Our Research Today, few people can claim that stroke has not affected someone in their lives – a friend or family member, mother, or child. Within my family, both my grandmother and my aunt fought and survived stroke. But many are less fortunate, and again this year an estimated 800,000 individuals in the United States will suffer from a stroke.
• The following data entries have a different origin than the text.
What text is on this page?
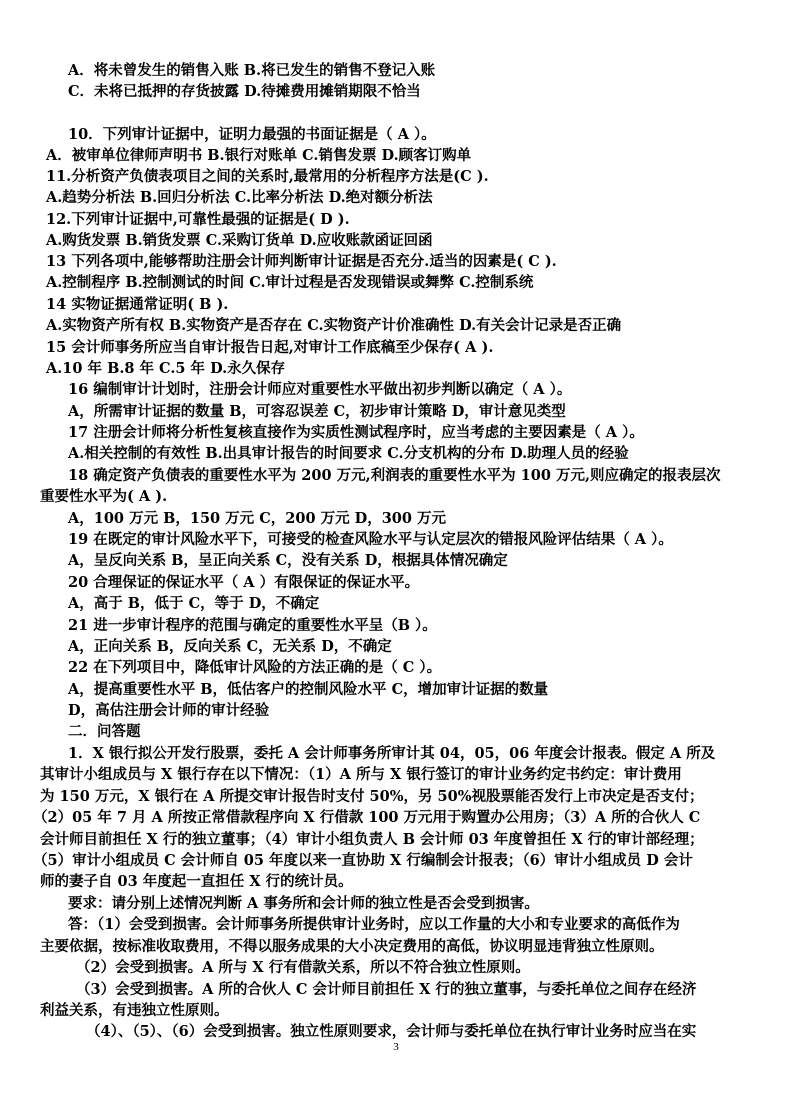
A．将未曾发生的销售入账 B.将已发生的销售不登记入账
C．未将已抵押的存货披露 D.待摊费用摊销期限不恰当
10．下列审计证据中，证明力最强的书面证据是（ A ）。
A．被审单位律师声明书 B.银行对账单 C.销售发票 D.顾客订购单
11.分析资产负债表项目之间的关系时,最常用的分析程序方法是(C ).
A.趋势分析法 B.回归分析法 C.比率分析法 D.绝对额分析法
12.下列审计证据中,可靠性最强的证据是( D ).
A.购货发票 B.销货发票 C.采购订货单 D.应收账款函证回函
13 下列各项中,能够帮助注册会计师判断审计证据是否充分.适当的因素是( C ).
A.控制程序 B.控制测试的时间 C.审计过程是否发现错误或舞弊 C.控制系统
14 实物证据通常证明( B ).
A.实物资产所有权 B.实物资产是否存在 C.实物资产计价准确性 D.有关会计记录是否正确
15 会计师事务所应当自审计报告日起,对审计工作底稿至少保存( A ).
A.10 年 B.8 年 C.5 年 D.永久保存
16 编制审计计划时，注册会计师应对重要性水平做出初步判断以确定（ A ）。
A，所需审计证据的数量 B，可容忍误差 C，初步审计策略 D，审计意见类型
17 注册会计师将分析性复核直接作为实质性测试程序时，应当考虑的主要因素是（ A ）。
A.相关控制的有效性 B.出具审计报告的时间要求 C.分支机构的分布 D.助理人员的经验
18 确定资产负债表的重要性水平为 200 万元,利润表的重要性水平为 100 万元,则应确定的报表层次
重要性水平为( A ).
A，100 万元 B，150 万元 C，200 万元 D，300 万元
19 在既定的审计风险水平下，可接受的检查风险水平与认定层次的错报风险评估结果（ A ）。
A，呈反向关系 B，呈正向关系 C，没有关系 D，根据具体情况确定
20 合理保证的保证水平（ A ）有限保证的保证水平。
A，高于 B，低于 C，等于 D，不确定
21 进一步审计程序的范围与确定的重要性水平呈（B ）。
A，正向关系 B，反向关系 C，无关系 D，不确定
22 在下列项目中，降低审计风险的方法正确的是（ C ）。
A，提高重要性水平 B，低估客户的控制风险水平 C，增加审计证据的数量
D，高估注册会计师的审计经验
二．问答题
1．X 银行拟公开发行股票，委托 A 会计师事务所审计其 04，05，06 年度会计报表。假定 A 所及
其审计小组成员与 X 银行存在以下情况：（1）A 所与 X 银行签订的审计业务约定书约定：审计费用
为 150 万元，X 银行在 A 所提交审计报告时支付 50%，另 50%视股票能否发行上市决定是否支付；
（2）05 年 7 月 A 所按正常借款程序向 X 行借款 100 万元用于购置办公用房；（3）A 所的合伙人 C
会计师目前担任 X 行的独立董事；（4）审计小组负责人 B 会计师 03 年度曾担任 X 行的审计部经理；
（5）审计小组成员 C 会计师自 05 年度以来一直协助 X 行编制会计报表；（6）审计小组成员 D 会计
师的妻子自 03 年度起一直担任 X 行的统计员。
要求：请分别上述情况判断 A 事务所和会计师的独立性是否会受到损害。
答：（1）会受到损害。会计师事务所提供审计业务时，应以工作量的大小和专业要求的高低作为
主要依据，按标准收取费用，不得以服务成果的大小决定费用的高低，协议明显违背独立性原则。
（2）会受到损害。A 所与 X 行有借款关系，所以不符合独立性原则。
（3）会受到损害。A 所的合伙人 C 会计师目前担任 X 行的独立董事，与委托单位之间存在经济
利益关系，有违独立性原则。
（4）、（5）、（6）会受到损害。独立性原则要求，会计师与委托单位在执行审计业务时应当在实
3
Preclinical work in my lab focuses on neuroimmune mechanisms that contribute to neurovascular protection from ischemic injury. Exciting recent data from this research suggest a role for adaptive immunity to hypoxia after preconditioning that may be fundamental to neuroprotection following stroke, including a unique, anti-inflammatory B cell phenotype that is induced by prior stroke onset. This work, in a murine model of transient stroke, was the focus of a funded American Heart Association National Scientist Development Grant in 2014. Subsequent data on the mechanistic contribution of B cells to neuroprotection and neuronal plasticity after stroke laid the foundation for an R01/A1 funded in February 2015.

I have begun several collaborations to continue clinical research, in addition to the animal studies. Our funded clinical work investigates neuroinflammatory mechanisms in patients with mild cognitive impairment and Alzheimer’s disease. We also use functional imaging to understand plasticity changes during transcranial direct current stimulation-enhanced physical therapy in patients with prior stroke. Finally, we recently began research into the role of neuroinflammation during pediatric traumatic brain injury. I hope my interdisciplinary approach will result in a better understanding of mechanisms of recovery – and potentially new neurotherapeutics – for diseases that are the leading causes of long-term adult disability in the United States. This combined bench-to-bedside-to-bench approach has already led to the collection of preliminary data in humans that will inform the experimental design of mechanistic studies in mice.